It's simulation, not demo. DEMOSCOPE enables the option mask feature and has nothing to do with simulated outputs.
Simulation mode is used for development so that the programmers can develop and debug features on their PCs without having to track down real hardware and remote-debug on it. It's not meant to be entered normally and it allows for X-Stream software to simulate any of the scope families through a registry setting.
When X-Stream boots up the first thing it does is attempt to open the Windows kernel driver and query the scope id. If this fails you get the "No hardware detected. Not authorized to run on this system" message box. If this succeeds, however, then X-Stream makes another call to the driver to scan hardware and determine what family of scope it is talking to. If the acquisition board is completely disconnected from the interface card then you may still receive the "No hardware detected" error. If, on the other hand, hardware is detected on the other end but it fails to be identified properly, then X-Stream may fall back to simulation mode.

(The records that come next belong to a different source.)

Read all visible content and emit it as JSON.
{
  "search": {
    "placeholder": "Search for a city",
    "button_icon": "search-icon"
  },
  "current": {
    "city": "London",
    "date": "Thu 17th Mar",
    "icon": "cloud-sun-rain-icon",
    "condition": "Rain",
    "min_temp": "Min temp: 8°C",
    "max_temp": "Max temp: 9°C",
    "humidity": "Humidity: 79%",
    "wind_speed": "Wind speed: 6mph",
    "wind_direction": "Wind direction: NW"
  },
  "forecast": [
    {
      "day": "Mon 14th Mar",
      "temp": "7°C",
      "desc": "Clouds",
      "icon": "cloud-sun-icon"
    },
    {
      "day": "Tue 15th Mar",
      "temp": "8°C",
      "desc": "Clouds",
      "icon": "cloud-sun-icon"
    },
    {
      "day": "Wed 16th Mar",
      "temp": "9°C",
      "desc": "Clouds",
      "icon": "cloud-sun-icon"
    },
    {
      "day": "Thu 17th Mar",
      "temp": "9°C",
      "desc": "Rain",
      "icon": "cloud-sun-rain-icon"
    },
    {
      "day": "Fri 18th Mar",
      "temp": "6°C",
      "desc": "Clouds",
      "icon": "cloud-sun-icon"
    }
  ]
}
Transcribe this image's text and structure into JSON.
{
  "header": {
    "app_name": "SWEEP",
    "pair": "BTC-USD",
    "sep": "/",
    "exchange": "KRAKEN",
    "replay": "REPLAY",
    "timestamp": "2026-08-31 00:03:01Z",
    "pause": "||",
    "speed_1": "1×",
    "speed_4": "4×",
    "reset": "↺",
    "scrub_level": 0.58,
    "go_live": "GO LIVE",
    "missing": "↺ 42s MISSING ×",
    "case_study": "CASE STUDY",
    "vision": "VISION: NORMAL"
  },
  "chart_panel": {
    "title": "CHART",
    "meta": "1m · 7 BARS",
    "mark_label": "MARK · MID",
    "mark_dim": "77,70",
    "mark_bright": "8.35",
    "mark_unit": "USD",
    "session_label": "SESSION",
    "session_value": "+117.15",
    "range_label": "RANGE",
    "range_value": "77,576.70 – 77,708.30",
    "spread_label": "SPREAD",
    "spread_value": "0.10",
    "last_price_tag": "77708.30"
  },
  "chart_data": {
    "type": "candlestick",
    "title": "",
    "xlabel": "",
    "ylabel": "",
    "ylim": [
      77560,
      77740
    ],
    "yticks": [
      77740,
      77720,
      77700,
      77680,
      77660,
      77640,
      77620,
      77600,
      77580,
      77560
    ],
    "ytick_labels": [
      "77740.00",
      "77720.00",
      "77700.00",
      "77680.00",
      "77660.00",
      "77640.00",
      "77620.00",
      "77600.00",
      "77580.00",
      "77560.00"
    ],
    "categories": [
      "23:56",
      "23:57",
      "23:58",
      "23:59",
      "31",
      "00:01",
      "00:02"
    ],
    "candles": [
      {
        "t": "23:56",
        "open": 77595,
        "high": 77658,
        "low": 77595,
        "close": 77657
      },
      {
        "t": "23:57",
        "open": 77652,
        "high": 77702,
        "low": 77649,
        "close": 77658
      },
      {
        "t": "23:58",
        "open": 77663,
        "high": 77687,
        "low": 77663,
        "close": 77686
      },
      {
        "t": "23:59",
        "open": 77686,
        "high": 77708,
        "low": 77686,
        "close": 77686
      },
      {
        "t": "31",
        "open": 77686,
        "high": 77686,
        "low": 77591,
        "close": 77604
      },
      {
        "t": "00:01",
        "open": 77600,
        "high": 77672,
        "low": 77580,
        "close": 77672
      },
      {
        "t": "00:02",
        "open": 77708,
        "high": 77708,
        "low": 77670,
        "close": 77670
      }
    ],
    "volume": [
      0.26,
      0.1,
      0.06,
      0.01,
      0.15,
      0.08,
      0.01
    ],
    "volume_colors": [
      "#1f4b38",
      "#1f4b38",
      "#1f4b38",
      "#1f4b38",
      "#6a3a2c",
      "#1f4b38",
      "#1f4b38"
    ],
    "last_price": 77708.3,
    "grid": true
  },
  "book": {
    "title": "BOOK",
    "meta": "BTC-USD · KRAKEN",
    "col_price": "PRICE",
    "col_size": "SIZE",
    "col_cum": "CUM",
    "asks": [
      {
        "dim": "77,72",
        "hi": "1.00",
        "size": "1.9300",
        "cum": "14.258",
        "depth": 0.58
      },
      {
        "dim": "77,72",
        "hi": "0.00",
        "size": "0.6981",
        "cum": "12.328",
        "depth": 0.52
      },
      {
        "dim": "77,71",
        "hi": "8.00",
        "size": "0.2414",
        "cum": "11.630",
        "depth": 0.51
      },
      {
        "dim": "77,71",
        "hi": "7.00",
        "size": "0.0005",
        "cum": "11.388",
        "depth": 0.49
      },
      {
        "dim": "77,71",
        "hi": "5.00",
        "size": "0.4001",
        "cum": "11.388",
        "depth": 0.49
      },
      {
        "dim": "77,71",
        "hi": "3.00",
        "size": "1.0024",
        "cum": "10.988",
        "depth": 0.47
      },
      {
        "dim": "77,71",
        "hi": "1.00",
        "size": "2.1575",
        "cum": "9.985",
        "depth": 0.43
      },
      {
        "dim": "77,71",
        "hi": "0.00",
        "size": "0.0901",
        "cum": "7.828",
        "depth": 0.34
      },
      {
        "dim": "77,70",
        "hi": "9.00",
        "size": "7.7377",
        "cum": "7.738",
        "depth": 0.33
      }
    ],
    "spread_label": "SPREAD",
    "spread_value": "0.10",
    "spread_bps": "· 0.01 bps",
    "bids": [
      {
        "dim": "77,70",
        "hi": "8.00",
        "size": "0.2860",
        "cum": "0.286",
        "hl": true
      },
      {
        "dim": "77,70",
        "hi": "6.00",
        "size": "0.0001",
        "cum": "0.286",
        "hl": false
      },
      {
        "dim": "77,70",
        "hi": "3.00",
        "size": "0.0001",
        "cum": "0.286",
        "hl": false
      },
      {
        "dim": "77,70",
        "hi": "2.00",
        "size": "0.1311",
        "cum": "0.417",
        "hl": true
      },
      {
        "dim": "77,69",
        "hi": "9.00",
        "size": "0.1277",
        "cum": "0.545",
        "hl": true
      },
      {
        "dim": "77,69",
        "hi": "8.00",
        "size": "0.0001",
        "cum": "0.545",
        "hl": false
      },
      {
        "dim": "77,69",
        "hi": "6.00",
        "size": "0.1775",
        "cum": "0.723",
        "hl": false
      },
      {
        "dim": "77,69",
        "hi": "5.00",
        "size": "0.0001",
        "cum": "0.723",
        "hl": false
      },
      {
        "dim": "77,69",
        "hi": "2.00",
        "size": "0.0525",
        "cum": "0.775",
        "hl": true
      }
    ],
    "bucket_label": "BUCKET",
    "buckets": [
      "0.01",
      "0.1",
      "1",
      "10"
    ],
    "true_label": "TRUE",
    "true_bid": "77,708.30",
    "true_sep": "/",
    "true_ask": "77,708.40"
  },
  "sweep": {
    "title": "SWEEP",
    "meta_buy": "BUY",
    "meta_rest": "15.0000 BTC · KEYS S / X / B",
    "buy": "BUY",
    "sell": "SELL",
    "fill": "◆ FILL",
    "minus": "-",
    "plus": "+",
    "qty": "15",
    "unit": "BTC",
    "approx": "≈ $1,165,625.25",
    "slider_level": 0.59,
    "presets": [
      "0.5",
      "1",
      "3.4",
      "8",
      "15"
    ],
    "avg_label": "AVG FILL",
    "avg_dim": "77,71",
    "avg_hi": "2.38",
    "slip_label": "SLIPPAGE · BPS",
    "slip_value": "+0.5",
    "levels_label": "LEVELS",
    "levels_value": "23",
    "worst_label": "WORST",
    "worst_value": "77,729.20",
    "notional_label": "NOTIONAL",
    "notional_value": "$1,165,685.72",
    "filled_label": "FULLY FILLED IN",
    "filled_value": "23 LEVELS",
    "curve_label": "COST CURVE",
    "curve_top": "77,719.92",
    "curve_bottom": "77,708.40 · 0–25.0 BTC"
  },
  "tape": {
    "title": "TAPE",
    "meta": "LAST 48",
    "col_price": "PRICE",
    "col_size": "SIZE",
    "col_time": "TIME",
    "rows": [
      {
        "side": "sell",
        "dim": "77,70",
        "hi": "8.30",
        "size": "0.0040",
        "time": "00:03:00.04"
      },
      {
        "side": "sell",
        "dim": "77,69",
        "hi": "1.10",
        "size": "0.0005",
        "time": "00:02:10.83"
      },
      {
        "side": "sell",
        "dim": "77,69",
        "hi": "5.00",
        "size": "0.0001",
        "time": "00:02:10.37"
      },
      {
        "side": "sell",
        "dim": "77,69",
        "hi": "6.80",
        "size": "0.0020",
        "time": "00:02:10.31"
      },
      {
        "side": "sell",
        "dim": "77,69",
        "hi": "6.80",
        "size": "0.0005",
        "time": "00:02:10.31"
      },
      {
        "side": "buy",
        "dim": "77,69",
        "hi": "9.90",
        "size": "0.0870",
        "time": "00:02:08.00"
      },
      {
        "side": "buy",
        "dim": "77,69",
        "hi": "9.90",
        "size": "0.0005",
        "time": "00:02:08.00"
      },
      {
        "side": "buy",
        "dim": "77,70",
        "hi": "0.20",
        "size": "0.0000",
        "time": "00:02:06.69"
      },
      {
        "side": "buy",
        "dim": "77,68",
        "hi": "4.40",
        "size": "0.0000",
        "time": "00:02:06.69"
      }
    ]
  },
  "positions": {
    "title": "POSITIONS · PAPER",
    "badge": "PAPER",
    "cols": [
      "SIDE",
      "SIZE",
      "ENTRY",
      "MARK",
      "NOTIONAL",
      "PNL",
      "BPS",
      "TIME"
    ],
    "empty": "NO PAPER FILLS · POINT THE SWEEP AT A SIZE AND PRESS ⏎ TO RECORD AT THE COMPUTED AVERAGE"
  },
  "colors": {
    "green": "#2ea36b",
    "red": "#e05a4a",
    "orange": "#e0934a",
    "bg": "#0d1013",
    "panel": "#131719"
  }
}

I can only speculate why this happens. It's possible that LeCroy software developers install a custom PCI interface card to their workstations for firmware development and a broken scope looks just enough like the dev card to fool X-Stream into booting up in SIM mode. It's also possible it's just an accident: a default case in a logic branch that was thought not to even be reachable. Or maybe there is some other purpose for this behavior that I haven't though of and I'm completely full of crap.
My point is that the model number is not stored in the options, and neither is the SIM mode. There is a SIM option but it is more semantic than functional and it is not related to booting up in simulation mode. Whether an instrument is simulated or not is determined before licenses are enumerated and in fact simulated instruments store licenses in a text file rather than in hardware. So there is a chicken and egg problem and please believe me that the determination of simulation mode is made very early in the boot process before most hardware has been talked to. My yet unconfirmed hypothesis is that it is a JTAG scan of the front end which determines which family the instrument is. The only time the options come into play for determining the model is when accounting for the bandwidth or certain model suffixes such as -M, -A, -B, etc. But it's the hardware that will determine, for example, that your instrument is a WP7KA or a WR6KA. If the card can't talk to the hardware then X-Stream defaults to the WaveMaster family.